The wine world has a funny relationship with the idea of signature wines. On the one hand, regions or even countries seem to benefit heavily when able to carve out a clear niche (think Napa cabernet or New Zealand sauvignon blanc); but what at first seems like a blessing can sour on the vine when producers find themselves unable to escape that narrowly defined box.

This is particularly pertinent when it applies to entire countries. Too often, a diverse portfolio of specific and sensitively made wines gets brutally overshadowed by the “signature” behemoth. Australia, for example, can struggle to raise awareness internationally of even its most deeply historical wine styles because its name is inextricably linked with shiraz.

A subset of Australian wines that seems to have got lost in the vast gulf between its “modern wave” of big, boisterous shirazes and its hip “new wave” of skinny chardonnays, pinots and funky natural wines is classic Aussie cabernet sauvignon, incarnations of which have been quietly chugging along, developing an ever more nuanced and sophisticated profile.

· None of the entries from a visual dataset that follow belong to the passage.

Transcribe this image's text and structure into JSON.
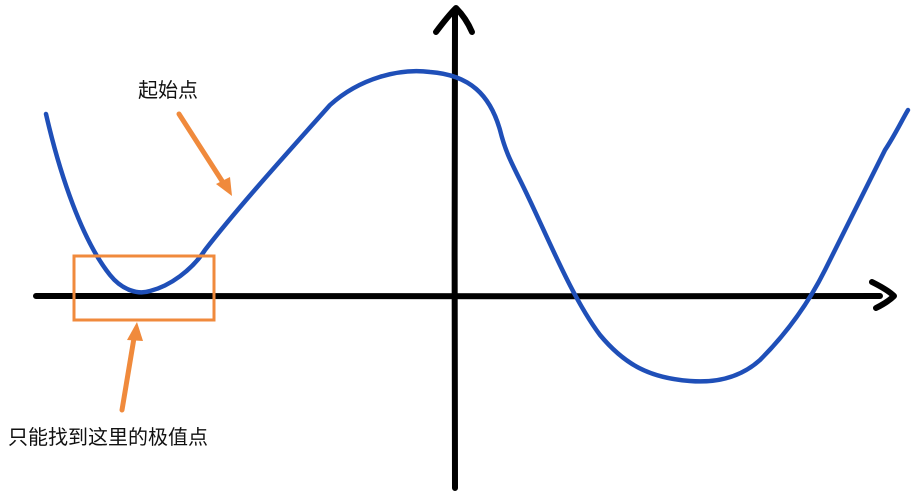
{
  "labels": {
    "start_point": "起始点",
    "note": "只能找到这里的极值点"
  },
  "colors": {
    "axis": "#000000",
    "curve": "#1f4fb8",
    "annotation": "#f08a3c"
  }
}
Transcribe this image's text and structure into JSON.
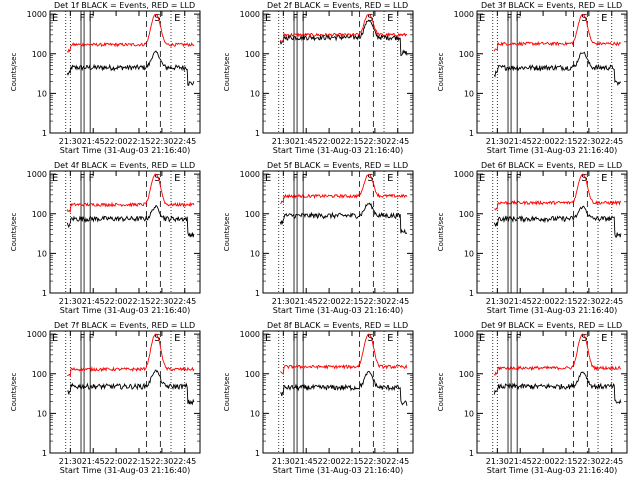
{
  "xlabel": "Start Time (31-Aug-03 21:16:40)",
  "ylabel": "Counts/sec",
  "x_ticks": [
    "21:30",
    "21:45",
    "22:00",
    "22:15",
    "22:30",
    "22:45"
  ],
  "y_ticks": [
    "1",
    "10",
    "100",
    "1000"
  ],
  "region_letters": {
    "E": "E",
    "F": "F",
    "S": "S"
  },
  "colors": {
    "events": "#000000",
    "lld": "#ff0000"
  },
  "chart_data": [
    {
      "type": "line",
      "title": "Det 1f BLACK = Events, RED = LLD",
      "xrange": [
        "21:16:40",
        "22:55"
      ],
      "ylim": [
        1,
        1200
      ],
      "yscale": "log",
      "series": [
        {
          "name": "BLACK = Events",
          "base": 45
        },
        {
          "name": "RED = LLD",
          "base": 170
        }
      ],
      "peak": {
        "time": "22:26",
        "lld": 1000,
        "events": 110
      }
    },
    {
      "type": "line",
      "title": "Det 2f BLACK = Events, RED = LLD",
      "xrange": [
        "21:16:40",
        "22:55"
      ],
      "ylim": [
        1,
        1200
      ],
      "yscale": "log",
      "series": [
        {
          "name": "BLACK = Events",
          "base": 260
        },
        {
          "name": "RED = LLD",
          "base": 300
        }
      ],
      "peak": {
        "time": "22:26",
        "lld": 1000,
        "events": 700
      }
    },
    {
      "type": "line",
      "title": "Det 3f BLACK = Events, RED = LLD",
      "xrange": [
        "21:16:40",
        "22:55"
      ],
      "ylim": [
        1,
        1200
      ],
      "yscale": "log",
      "series": [
        {
          "name": "BLACK = Events",
          "base": 45
        },
        {
          "name": "RED = LLD",
          "base": 180
        }
      ],
      "peak": {
        "time": "22:26",
        "lld": 1000,
        "events": 110
      }
    },
    {
      "type": "line",
      "title": "Det 4f BLACK = Events, RED = LLD",
      "xrange": [
        "21:16:40",
        "22:55"
      ],
      "ylim": [
        1,
        1200
      ],
      "yscale": "log",
      "series": [
        {
          "name": "BLACK = Events",
          "base": 75
        },
        {
          "name": "RED = LLD",
          "base": 170
        }
      ],
      "peak": {
        "time": "22:26",
        "lld": 1000,
        "events": 150
      }
    },
    {
      "type": "line",
      "title": "Det 5f BLACK = Events, RED = LLD",
      "xrange": [
        "21:16:40",
        "22:55"
      ],
      "ylim": [
        1,
        1200
      ],
      "yscale": "log",
      "series": [
        {
          "name": "BLACK = Events",
          "base": 90
        },
        {
          "name": "RED = LLD",
          "base": 280
        }
      ],
      "peak": {
        "time": "22:26",
        "lld": 1000,
        "events": 180
      }
    },
    {
      "type": "line",
      "title": "Det 6f BLACK = Events, RED = LLD",
      "xrange": [
        "21:16:40",
        "22:55"
      ],
      "ylim": [
        1,
        1200
      ],
      "yscale": "log",
      "series": [
        {
          "name": "BLACK = Events",
          "base": 75
        },
        {
          "name": "RED = LLD",
          "base": 190
        }
      ],
      "peak": {
        "time": "22:26",
        "lld": 1000,
        "events": 150
      }
    },
    {
      "type": "line",
      "title": "Det 7f BLACK = Events, RED = LLD",
      "xrange": [
        "21:16:40",
        "22:55"
      ],
      "ylim": [
        1,
        1200
      ],
      "yscale": "log",
      "series": [
        {
          "name": "BLACK = Events",
          "base": 48
        },
        {
          "name": "RED = LLD",
          "base": 130
        }
      ],
      "peak": {
        "time": "22:26",
        "lld": 1000,
        "events": 120
      }
    },
    {
      "type": "line",
      "title": "Det 8f BLACK = Events, RED = LLD",
      "xrange": [
        "21:16:40",
        "22:55"
      ],
      "ylim": [
        1,
        1200
      ],
      "yscale": "log",
      "series": [
        {
          "name": "BLACK = Events",
          "base": 45
        },
        {
          "name": "RED = LLD",
          "base": 150
        }
      ],
      "peak": {
        "time": "22:26",
        "lld": 1000,
        "events": 110
      }
    },
    {
      "type": "line",
      "title": "Det 9f BLACK = Events, RED = LLD",
      "xrange": [
        "21:16:40",
        "22:55"
      ],
      "ylim": [
        1,
        1200
      ],
      "yscale": "log",
      "series": [
        {
          "name": "BLACK = Events",
          "base": 48
        },
        {
          "name": "RED = LLD",
          "base": 140
        }
      ],
      "peak": {
        "time": "22:26",
        "lld": 1000,
        "events": 110
      }
    }
  ]
}
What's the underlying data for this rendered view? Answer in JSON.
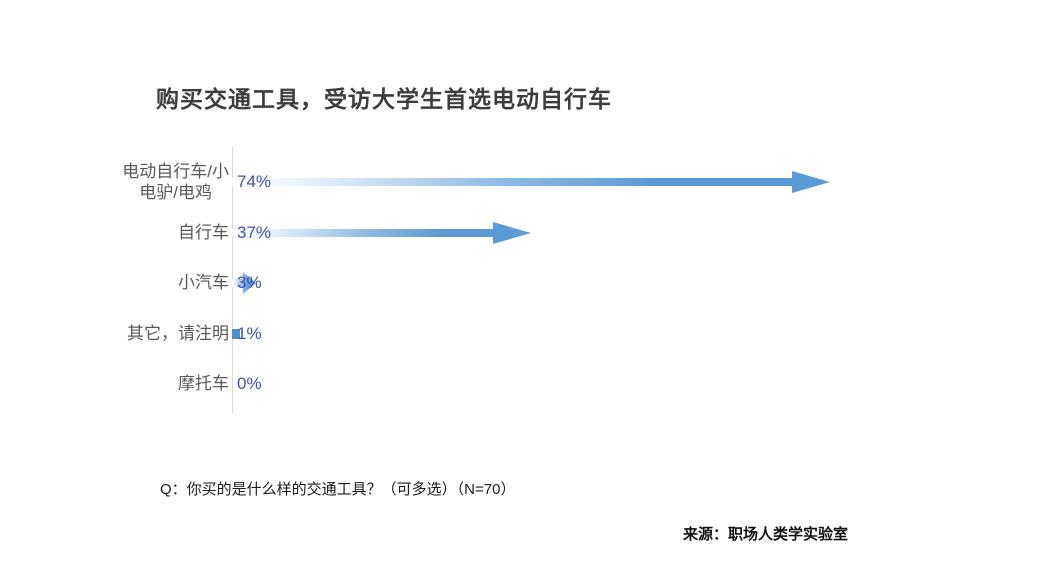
{
  "title": "购买交通工具，受访大学生首选电动自行车",
  "question": "Q：你买的是什么样的交通工具？（可多选）（N=70）",
  "source": "来源：职场人类学实验室",
  "chart_data": {
    "type": "bar",
    "orientation": "horizontal",
    "title": "购买交通工具，受访大学生首选电动自行车",
    "categories": [
      "电动自行车/小电驴/电鸡",
      "自行车",
      "小汽车",
      "其它，请注明",
      "摩托车"
    ],
    "values": [
      74,
      37,
      3,
      1,
      0
    ],
    "unit": "%",
    "xlim": [
      0,
      80
    ],
    "grid": "off",
    "legend": "none",
    "bar_style": "gradient-arrow",
    "rows": [
      {
        "label": "电动自行车/小\n电驴/电鸡",
        "value": 74,
        "value_label": "74%"
      },
      {
        "label": "自行车",
        "value": 37,
        "value_label": "37%"
      },
      {
        "label": "小汽车",
        "value": 3,
        "value_label": "3%"
      },
      {
        "label": "其它，请注明",
        "value": 1,
        "value_label": "1%"
      },
      {
        "label": "摩托车",
        "value": 0,
        "value_label": "0%"
      }
    ],
    "colors": {
      "bar_solid": "#5B9BD5",
      "bar_gradient_start": "#FFFFFF",
      "value_label": "#3F51A5",
      "category_label": "#595959",
      "axis_line": "#D9D9D9",
      "title_text": "#3D3D3D"
    }
  }
}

So when an opportunity arose to taste a selection of top Aussie cabs against international benchmarks, I happily put my hand up. It did not hurt that Wine Australia had pulled together a truly plum list (the international benchmarks alone included such treats as Pichon Baron 2015 and BV Georges de Latour 2015, while the Aussie list included two listed as Exceptional in Langton’s Classification, the ranking of best-performing Australian wines) for a webinar led by Oz Clarke, Mary Gorman-McAdams MW and John Szabo MS.

There are three areas of Australia that are associated with cabernet sauvignon to varying degrees: Coonawarra in South Australia, the Yarra Valley in Victoria and Margaret River in Western Australia. The grape is also grown in other regions, including Barossa and Langhorne Creek in South Australia, but these have less of a clearly defined regional style.

A quick refresher on the variety: it is one we think of as “structure-driven” in that it has comparatively high levels of acidity and small berries with thick, dark skins that give high levels of tannin (plus a deep ruby-purple colour). It usually has only middling levels of body and alcohol (say 14 per cent on average) unless very ripe, which it ideally should not be. As a result, it is commonly blended with merlot, which has complementary traits to cab, as well as a smattering of other varieties like cabernet franc and petit verdot. As a late ripener, cabernet is happiest in an environment with a long, sunny growing season but it wants cooling maritime influences to save it from excess weight. Some connoisseurs also feel it should retain a hint of leafiness; others abhor those notes.

A unique characteristic of Australian cabernet sauvignon is that, due to its long history in the country (the oldest cabernet vines in the world are believed to be found in Penfold’s Kalimna Block 42, planted in 1888), several regions have had decades to develop distinct styles that draw the best out of their natural environments.